A rainshower broke overhead as the Sarasota City Commission sat down for its annual briefing on stormwater Wednesday afternoon. It costs nearly $12 million a year to deal with all the stormwater, but the city pays only $2.1 million of that.
Sarasota County has reponsiblity for a majority of the tab, because stormwater is not limited to the city. The ultimate destination of most stormwater is Sarasota Bay, even water falling far inland.
Years ago the county took responsibility, signing an interlocal agreement with the city. But unlike other interlocal agreements, this one has no fixed expiration date. It only expires when all bonds are paid, and before that ever happened, new bonds were sold to pay for additional projects.
Everybody has a stormwater complaint, but over the years many of those complaints received attention. Long-timers know of the inevitable flooding at St. Armands Circle, but newcomers have never experienced it. Shade Avenue between Prospect and Waldemere was once a major problem, but no longer.
In addition to moving the water off the streets and property, the quality of stormwater going into the bay is another issue. The county is addressing both, as their annual report examined.
Jim Oppy is the county’s field services manager for stormwater, the hands-on guy. “We have 19.25 miles of canals in the city,” he said. “We clear 27 miles annually,” meaning some canals get cleaned more than once per year.
He acknowledged there are “ten hot spots in the city where the pipe is not adequately sized. The downstream pipes especially.” That’s where Spencer Anderson steps in, the director of capital improvements.
“Some of our stormwater projects don’t directly impact the city,” he said. “For example, our work at the Celery Fields [on Fruitville Road, east of I-75] is regional. It retains water from the county so it just doesn’t rush into the city.”
However not all the hot spots find easy solutions. Anderson said problems around Pelican Drive — the area south of Charles Ringling Boulevard, west of Shade Avenue and north of the Seaboard Coastline railroad tracks — await a resolution. “We are unable to identify a cost-effective solution, and we’ve put that project on hold,” Anderson said. “We need to move that bubble of flooding to another piece of land.”
Ron Burks’ development on School Avenue has a retention pond in its plans, and the future of the Ringling Shopping Center is uncertain after Publix moves its grocery to Wood Street and the Tamiami Trail next month.

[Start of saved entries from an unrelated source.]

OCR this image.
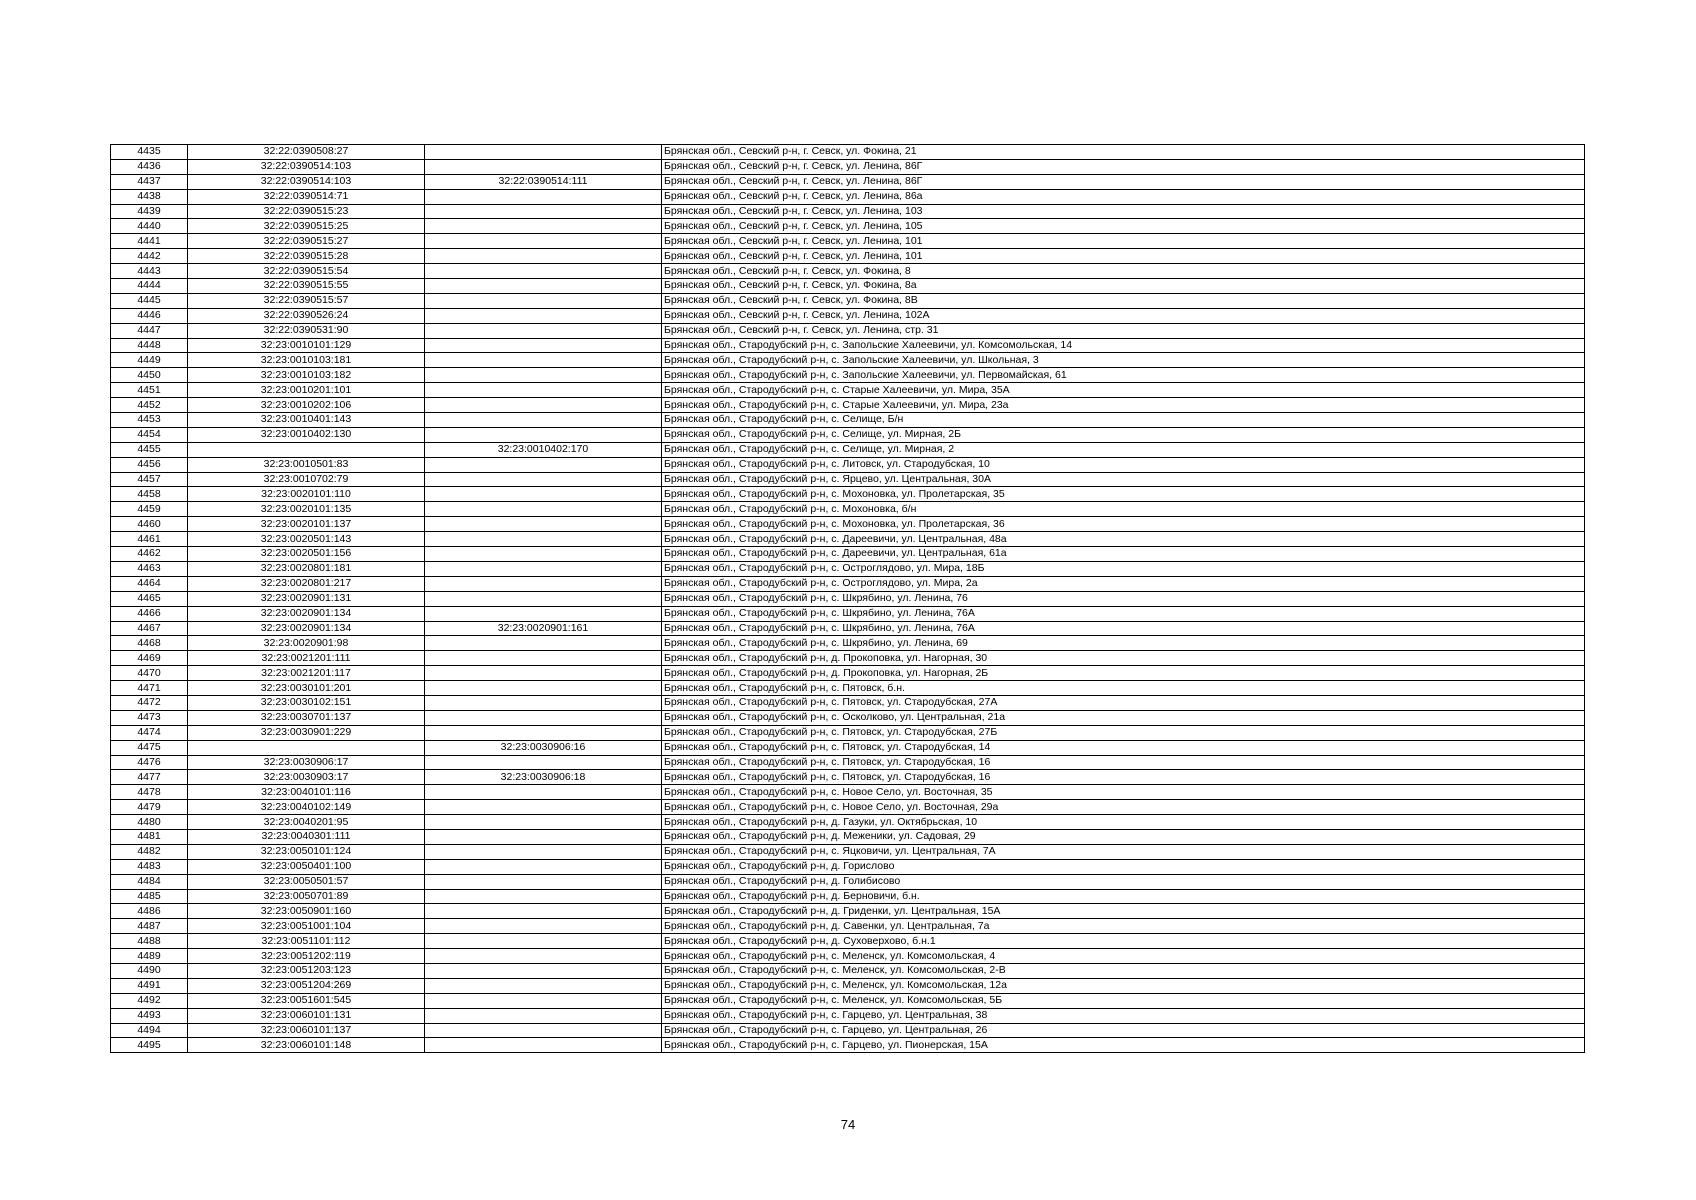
4435	32:22:0390508:27		Брянская обл., Севский р-н, г. Севск, ул. Фокина, 21
4436	32:22:0390514:103		Брянская обл., Севский р-н, г. Севск, ул. Ленина, 86Г
4437	32:22:0390514:103	32:22:0390514:111	Брянская обл., Севский р-н, г. Севск, ул. Ленина, 86Г
4438	32:22:0390514:71		Брянская обл., Севский р-н, г. Севск, ул. Ленина, 86а
4439	32:22:0390515:23		Брянская обл., Севский р-н, г. Севск, ул. Ленина, 103
4440	32:22:0390515:25		Брянская обл., Севский р-н, г. Севск, ул. Ленина, 105
4441	32:22:0390515:27		Брянская обл., Севский р-н, г. Севск, ул. Ленина, 101
4442	32:22:0390515:28		Брянская обл., Севский р-н, г. Севск, ул. Ленина, 101
4443	32:22:0390515:54		Брянская обл., Севский р-н, г. Севск, ул. Фокина, 8
4444	32:22:0390515:55		Брянская обл., Севский р-н, г. Севск, ул. Фокина, 8а
4445	32:22:0390515:57		Брянская обл., Севский р-н, г. Севск, ул. Фокина, 8В
4446	32:22:0390526:24		Брянская обл., Севский р-н, г. Севск, ул. Ленина, 102А
4447	32:22:0390531:90		Брянская обл., Севский р-н, г. Севск, ул. Ленина, стр. 31
4448	32:23:0010101:129		Брянская обл., Стародубский р-н, с. Запольские Халеевичи, ул. Комсомольская, 14
4449	32:23:0010103:181		Брянская обл., Стародубский р-н, с. Запольские Халеевичи, ул. Школьная, 3
4450	32:23:0010103:182		Брянская обл., Стародубский р-н, с. Запольские Халеевичи, ул. Первомайская, 61
4451	32:23:0010201:101		Брянская обл., Стародубский р-н, с. Старые Халеевичи, ул. Мира, 35А
4452	32:23:0010202:106		Брянская обл., Стародубский р-н, с. Старые Халеевичи, ул. Мира, 23а
4453	32:23:0010401:143		Брянская обл., Стародубский р-н, с. Селище, Б/н
4454	32:23:0010402:130		Брянская обл., Стародубский р-н, с. Селище, ул. Мирная, 2Б
4455		32:23:0010402:170	Брянская обл., Стародубский р-н, с. Селище, ул. Мирная, 2
4456	32:23:0010501:83		Брянская обл., Стародубский р-н, с. Литовск, ул. Стародубская, 10
4457	32:23:0010702:79		Брянская обл., Стародубский р-н, с. Ярцево, ул. Центральная, 30А
4458	32:23:0020101:110		Брянская обл., Стародубский р-н, с. Мохоновка, ул. Пролетарская, 35
4459	32:23:0020101:135		Брянская обл., Стародубский р-н, с. Мохоновка, б/н
4460	32:23:0020101:137		Брянская обл., Стародубский р-н, с. Мохоновка, ул. Пролетарская, 36
4461	32:23:0020501:143		Брянская обл., Стародубский р-н, с. Дареевичи, ул. Центральная, 48а
4462	32:23:0020501:156		Брянская обл., Стародубский р-н, с. Дареевичи, ул. Центральная, 61а
4463	32:23:0020801:181		Брянская обл., Стародубский р-н, с. Остроглядово, ул. Мира, 18Б
4464	32:23:0020801:217		Брянская обл., Стародубский р-н, с. Остроглядово, ул. Мира, 2а
4465	32:23:0020901:131		Брянская обл., Стародубский р-н, с. Шкрябино, ул. Ленина, 76
4466	32:23:0020901:134		Брянская обл., Стародубский р-н, с. Шкрябино, ул. Ленина, 76А
4467	32:23:0020901:134	32:23:0020901:161	Брянская обл., Стародубский р-н, с. Шкрябино, ул. Ленина, 76А
4468	32:23:0020901:98		Брянская обл., Стародубский р-н, с. Шкрябино, ул. Ленина, 69
4469	32:23:0021201:111		Брянская обл., Стародубский р-н, д. Прокоповка, ул. Нагорная, 30
4470	32:23:0021201:117		Брянская обл., Стародубский р-н, д. Прокоповка, ул. Нагорная, 2Б
4471	32:23:0030101:201		Брянская обл., Стародубский р-н, с. Пятовск, б.н.
4472	32:23:0030102:151		Брянская обл., Стародубский р-н, с. Пятовск, ул. Стародубская, 27А
4473	32:23:0030701:137		Брянская обл., Стародубский р-н, с. Осколково, ул. Центральная, 21а
4474	32:23:0030901:229		Брянская обл., Стародубский р-н, с. Пятовск, ул. Стародубская, 27Б
4475		32:23:0030906:16	Брянская обл., Стародубский р-н, с. Пятовск, ул. Стародубская, 14
4476	32:23:0030906:17		Брянская обл., Стародубский р-н, с. Пятовск, ул. Стародубская, 16
4477	32:23:0030903:17	32:23:0030906:18	Брянская обл., Стародубский р-н, с. Пятовск, ул. Стародубская, 16
4478	32:23:0040101:116		Брянская обл., Стародубский р-н, с. Новое Село, ул. Восточная, 35
4479	32:23:0040102:149		Брянская обл., Стародубский р-н, с. Новое Село, ул. Восточная, 29а
4480	32:23:0040201:95		Брянская обл., Стародубский р-н, д. Газуки, ул. Октябрьская, 10
4481	32:23:0040301:111		Брянская обл., Стародубский р-н, д. Меженики, ул. Садовая, 29
4482	32:23:0050101:124		Брянская обл., Стародубский р-н, с. Яцковичи, ул. Центральная, 7А
4483	32:23:0050401:100		Брянская обл., Стародубский р-н, д. Горислово
4484	32:23:0050501:57		Брянская обл., Стародубский р-н, д. Голибисово
4485	32:23:0050701:89		Брянская обл., Стародубский р-н, д. Берновичи, б.н.
4486	32:23:0050901:160		Брянская обл., Стародубский р-н, д. Гриденки, ул. Центральная, 15А
4487	32:23:0051001:104		Брянская обл., Стародубский р-н, д. Савенки, ул. Центральная, 7а
4488	32:23:0051101:112		Брянская обл., Стародубский р-н, д. Суховерхово, б.н.1
4489	32:23:0051202:119		Брянская обл., Стародубский р-н, с. Меленск, ул. Комсомольская, 4
4490	32:23:0051203:123		Брянская обл., Стародубский р-н, с. Меленск, ул. Комсомольская, 2-В
4491	32:23:0051204:269		Брянская обл., Стародубский р-н, с. Меленск, ул. Комсомольская, 12а
4492	32:23:0051601:545		Брянская обл., Стародубский р-н, с. Меленск, ул. Комсомольская, 5Б
4493	32:23:0060101:131		Брянская обл., Стародубский р-н, с. Гарцево, ул. Центральная, 38
4494	32:23:0060101:137		Брянская обл., Стародубский р-н, с. Гарцево, ул. Центральная, 26
4495	32:23:0060101:148		Брянская обл., Стародубский р-н, с. Гарцево, ул. Пионерская, 15А
74
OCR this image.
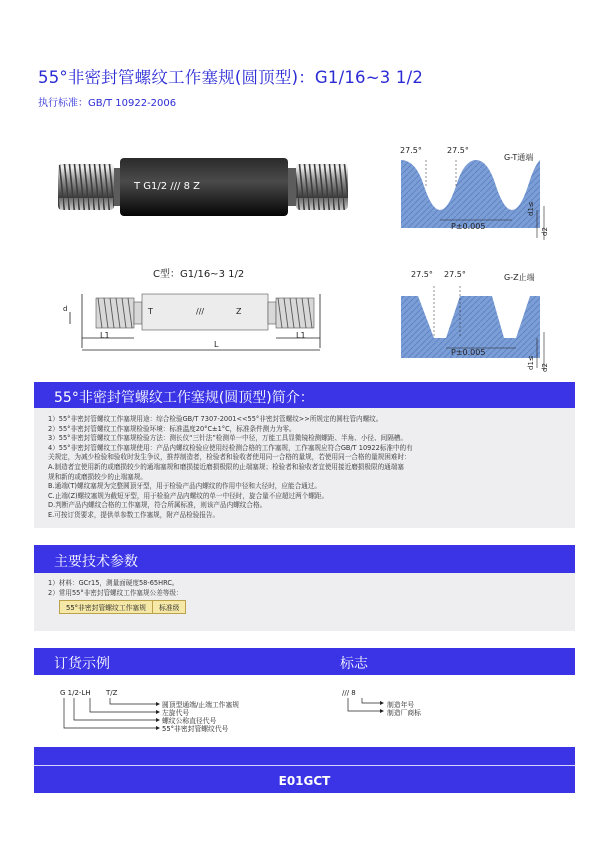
55°非密封管螺纹工作塞规(圆顶型)：G1/16~3 1/2
执行标准：GB/T 10922-2006
T G1/2 /// 8 Z
C型：G1/16~3 1/2
d
L1
L
L1
T	///	Z
27.5°	27.5°
G-T通端
P±0.005
d1≤
d2
27.5° 27.5°	G-Z止端
P±0.005
d1≤ d2
55°非密封管螺纹工作塞规(圆顶型)简介：
1）55°非密封管螺纹工作塞规用途：综合检验GB/T 7307-2001<<55°非密封管螺纹>>所规定的圆柱管内螺纹。
2）55°非密封管螺纹工作塞规检验环境：标准温度20°C±1°C，标准条件测力为零。
3）55°非密封管螺纹工作塞规检验方法：测长仪“三针法”检测单一中径，万能工具显微镜检测螺距、半角、小径、间隔槽。
4）55°非密封管螺纹工作塞规使用：产品内螺纹检验应使用经检测合格的工作塞规，工作塞规应符合GB/T 10922标准中的有
关规定，为减少检验和验收时发生争议，推荐制造者，检验者和验收者使用同一合格的量规，若使用同一合格的量规困难时：
A.制造者宜使用新的或磨损较少的通端塞规和磨损接近磨损极限的止端塞规；检验者和验收者宜使用接近磨损极限的通端塞
规和新的或磨损较少的止端塞规。
B.通端(T)螺纹塞规为完整圆顶牙型，用于检验产品内螺纹的作用中径和大径时，应能合通过。
C.止端(Z)螺纹塞规为截短牙型，用于检验产品内螺纹的单一中径时，旋合量不应超过两个螺距。
D.判断产品内螺纹合格的工作塞规，符合所属标准，则该产品内螺纹合格。
E.可按订货要求，提供单参数工作塞规，附产品检验报告。
主要技术参数
1）材料：GCr15，测量面硬度58-65HRC。
2）常用55°非密封管螺纹工作塞规公差等级：
55°非密封管螺纹工作塞规	标准级
订货示例	标志
G 1/2-LH T/Z
圆顶型通端/止端工作塞规
左旋代号
螺纹公称直径代号
55°非密封管螺纹代号
/// 8
制造年号
制造厂商标
E01GCT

Anderson also does rehabilitation, replacing collapsed pipes for example. In April several hundred feet of pipe were replaced on South Shade, just beyond the city limits. Two areas coming under scrutiny are the Gillespie Park area in the southern part of the city “where 7,000 feet of pipe may need replacement.” Another 7,000 feet in the downtown area is under examination, at a cost of $1 million. The closer to the bay, the larger the pipe size, as all that water seeks sea level.
“We’re looking at about $6 million in improvements in the city in the next three-to-five years,” said Anderson. One project that will start next year the the ditch north of Brother Geenan Way, just across the street from the Senior Friendship Center complex. A large pipe will be laid in the deep ditch, and filled in to eliminate a serious road hazard.
Kelly Westover is a county water quality specialist, and spoke of the other side of the stormwater issue — water quality. As Sarasota’s growth skyrocketed in the middle of the last century, water quality in the bay collapsed. Sentinal species like bay scallops vanished along with seagrasses.
While a state-of-the-art sewer plant choked off the bulk of pollutants, stormwater continues to run unabated into the bay. The county is working on “low-impact development” measures and changing management practices to further reduce pollutants like nitrogen and phosphorus.
“At Hudson Bayou we’re looking a ways to treat stormwater before it enters the bayou,” she said. “Pervious parking on Ringing [east to Lime Ave] and bioswales are two ideas we’re considering.”
That brought a rare response from the city commission. Commissioner Shannon Snyder said he recalled an experiment with pervious parking — which lets rain seep into the ground instead of mixing with automobile engine drips in asphalt parking lots – was less than successful.
City Manager Bob Bartolotta said efforts at pervious parking at Marina Jacks were very successful, but Bird Key Park was “less successful.” Snyder said pervious parking along Charles Ringling Boulevard “needs more discussion.”
In contrast to the over another interlocal agreement on parks maintenance, this discussion was non-confrontational. Outside city hall, more stormwater headed for the bay.